I also recently began taking an Oxaloacetic acid tablet daily because a researcher colleague of my Tibetan doctor considers it may help. I expect I’ll need to increase my current total of around 2,500 calories on which I’m maintaining a weight of 140 lbs as my strength returns and I can do more physical work again. My doctor will also recommend that I gradually replace more of the soy-casein formula with foods better suited to healing my condition.
I currently exercise in a way that is not aggressive or exhausting. Our gut needs the support of exercise to stoke digestive heat, promote metabolic fire throughout the body, and get the lymph system better at identifying nutritional essence versus waste. Intense activity would aggravate the rlüng and heat pathways within my body. My current program is 40 minutes of work on a cross-trainer, 350+ calories worth, on days when I don’t take a precious pill. My chief goal is to regain lung capacity that I didn’t realize I’d lost over winter. I’ll keep building the intensity of that program slowly as my legs regain strength. I also need solid rest to help align and calm the rlüng. I sleep 9 hours a night on average.
Nourishing environments are also important, which means I now avoid harsh winds and moist or cool areas that would worsen my kidney heat deficiency, and harsh sound environments that are harmful for rlüng. I will enjoy warming sunlight as soon as it returns but not overexpose myself to its heat. I balance my time between people that feed my spirit (face to face and online) and being in solitude.
The pre-conditioning defects in my body’s energy systems that were triggered into ALS by a severe allergic reaction almost two years ago had presumably taken a long time to develop and the disease itself has since done serious damage. It would be unrealistic to hope for a quick recovery and Tibetan medicine is not expected to restore health quickly in any case.
Amchi Lobsang Dhondup has achieved persuasive results with Multiple Sclerosis patients but he has been treating ALS patients for less time and ALS is different, a nervous system disorder not an autoimmune disease. He has a shorter history of success with ALS but it’s enough to be encouraging. My facial, mouth and throat muscles have continued to weaken slowly since I began his treatment almost eight months ago but I have not yet experienced the twitching in other muscles that is the first symptom of motor neurons dying. Since I’m able to rebuild my strength with exercise, I believe I lost it over the winter not because of ALS but because I got almost no exercise then and I was not able to eat enough.

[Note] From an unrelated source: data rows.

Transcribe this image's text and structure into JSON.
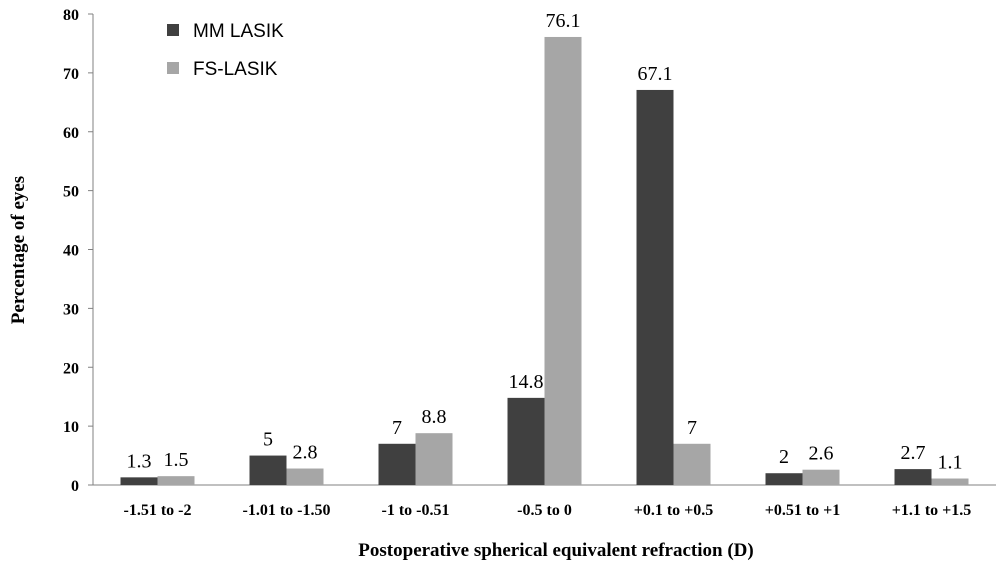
{
  "chart_data": {
    "type": "bar",
    "title": "",
    "xlabel": "Postoperative spherical equivalent refraction (D)",
    "ylabel": "Percentage of eyes",
    "ylim": [
      0,
      80
    ],
    "yticks": [
      "0",
      "10",
      "20",
      "30",
      "40",
      "50",
      "60",
      "70",
      "80"
    ],
    "grid": false,
    "legend_position": "top-left",
    "categories": [
      "-1.51 to -2",
      "-1.01 to -1.50",
      "-1 to -0.51",
      "-0.5 to 0",
      "+0.1 to +0.5",
      "+0.51 to +1",
      "+1.1 to +1.5"
    ],
    "series": [
      {
        "name": "MM LASIK",
        "color": "#404040",
        "values": [
          1.3,
          5,
          7,
          14.8,
          67.1,
          2,
          2.7
        ]
      },
      {
        "name": "FS-LASIK",
        "color": "#a6a6a6",
        "values": [
          1.5,
          2.8,
          8.8,
          76.1,
          7,
          2.6,
          1.1
        ]
      }
    ]
  }
}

My treatment program may be slowing the progression of ALS and it’s possible my body is slowly curing itself. There’s no way to know. What I do know is I am blessed to be alive now and I will continue to report with equanimity whatever happens in the future.
You have a real gift for distilling the material and presenting it in a way we can take it in!
It strikes me that Tibetan medicine seems odd/exotic to us just because of terminology and especially the western translations (which you noted are imperfect). I’ll bet there is a technical term for “digestive fire” that would be more acceptable and impressive. It’s taking longer for the mind-body connection to get the attention it deserves, but that’s another topic where terminology helps or hurts.